Elle pose sa main au niveau de sa propre gorge, respirer est devenu soudainement douloureux. Pourtant elle a tant de choses à dire ; des choses qu’elle a eu peur de lui dire, parce qu’elle contrôlait pratiquement tout ce qu’elle disait avec lui, parce qu’elle n’osait pas tout simplement. Posant ses mains sur son propre visage, elle tente de ravaler tous ces sentiments qu’elle a laissé s’échapper ;

Noa – Je serais restée si tu m’avais demandé, elle murmure Je… Je serais restée pour toi… Elle dit en retirant ses mains pour croiser ses bras et lever les yeux vers lui Tu sais… Tu sais j’avais beaucoup de respect pour toi… J-je saurais pas l’expliquer mais tu… Tu représentais tout ce que je voulais et… Et je me suis dit que pour une fois, moi aussi je pouvais m’attacher à quelqu’un. Un faible rire triste s’échappe de ses lèvres quand elle ajoute C’est con, mais je me suis dit que ça irait… Que juste savoir que tu existes suffirait. Elle secoue doucement la tête C’était des conneries… C-ce genre de choses…

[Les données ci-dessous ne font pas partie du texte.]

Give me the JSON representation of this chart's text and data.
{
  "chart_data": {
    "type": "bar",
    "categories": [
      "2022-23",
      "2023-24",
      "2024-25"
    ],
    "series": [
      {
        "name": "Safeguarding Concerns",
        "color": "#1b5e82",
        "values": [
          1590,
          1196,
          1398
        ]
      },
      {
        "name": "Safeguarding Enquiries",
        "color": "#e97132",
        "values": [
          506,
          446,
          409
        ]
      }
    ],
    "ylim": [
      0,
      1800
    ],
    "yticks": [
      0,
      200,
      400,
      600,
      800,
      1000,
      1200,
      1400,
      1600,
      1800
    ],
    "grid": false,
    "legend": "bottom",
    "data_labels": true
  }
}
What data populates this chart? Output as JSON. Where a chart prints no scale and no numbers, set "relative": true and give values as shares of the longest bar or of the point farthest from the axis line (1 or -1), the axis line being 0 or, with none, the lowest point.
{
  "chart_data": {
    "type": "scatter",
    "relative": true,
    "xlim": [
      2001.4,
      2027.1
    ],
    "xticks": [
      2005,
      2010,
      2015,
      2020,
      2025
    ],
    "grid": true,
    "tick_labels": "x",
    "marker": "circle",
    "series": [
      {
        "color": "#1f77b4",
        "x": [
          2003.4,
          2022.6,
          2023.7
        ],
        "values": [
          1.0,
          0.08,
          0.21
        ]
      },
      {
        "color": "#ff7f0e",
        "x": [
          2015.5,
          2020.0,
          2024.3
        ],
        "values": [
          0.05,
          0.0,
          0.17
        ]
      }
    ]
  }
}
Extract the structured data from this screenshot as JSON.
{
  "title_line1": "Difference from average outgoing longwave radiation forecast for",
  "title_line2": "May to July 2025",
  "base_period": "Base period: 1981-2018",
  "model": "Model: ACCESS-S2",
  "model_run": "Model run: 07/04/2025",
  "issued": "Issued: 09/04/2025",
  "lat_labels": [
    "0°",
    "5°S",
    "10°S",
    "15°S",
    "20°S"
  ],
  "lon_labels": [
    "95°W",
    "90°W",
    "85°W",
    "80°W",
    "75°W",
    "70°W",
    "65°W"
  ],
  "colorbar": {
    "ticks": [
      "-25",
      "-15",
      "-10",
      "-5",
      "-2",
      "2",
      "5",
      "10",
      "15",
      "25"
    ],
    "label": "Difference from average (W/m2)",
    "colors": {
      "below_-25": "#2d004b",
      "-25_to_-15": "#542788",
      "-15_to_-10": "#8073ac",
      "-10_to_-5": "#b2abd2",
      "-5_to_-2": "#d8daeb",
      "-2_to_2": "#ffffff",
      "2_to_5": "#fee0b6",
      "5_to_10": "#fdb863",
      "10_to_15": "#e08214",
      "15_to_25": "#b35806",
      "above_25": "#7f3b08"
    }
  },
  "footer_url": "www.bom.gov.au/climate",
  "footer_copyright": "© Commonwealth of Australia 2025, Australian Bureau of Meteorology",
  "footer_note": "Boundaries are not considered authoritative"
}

Elle balaie doucement ces larmes qui l’empêchent de voir correctement et son regard descend au niveau de son torse alors qu’elle ajoute ;

Noa – Comme ces conneries sur la mort. Je… J’me fiche bien de ce qu’il peut y avoir dans ces livres, si tu pars j’te pardonnerais pas… T’as pas le droit de faire pousser de belles paroles et les laisser faner dans mes poumons… Elle secoue doucement la tête à nouveau ajoutant malgré sa voix légèrement enrouée T’as pas le droit tu m’entends…

Elle regarde ce qu’elle peut voir de l’extérieur de la librairie bien qu’elle n’ait pas l’intention de sortir. Et puis finalement, elle se tourne complètement vers Yuuri et elle ose lever les yeux vers lui juste un instant.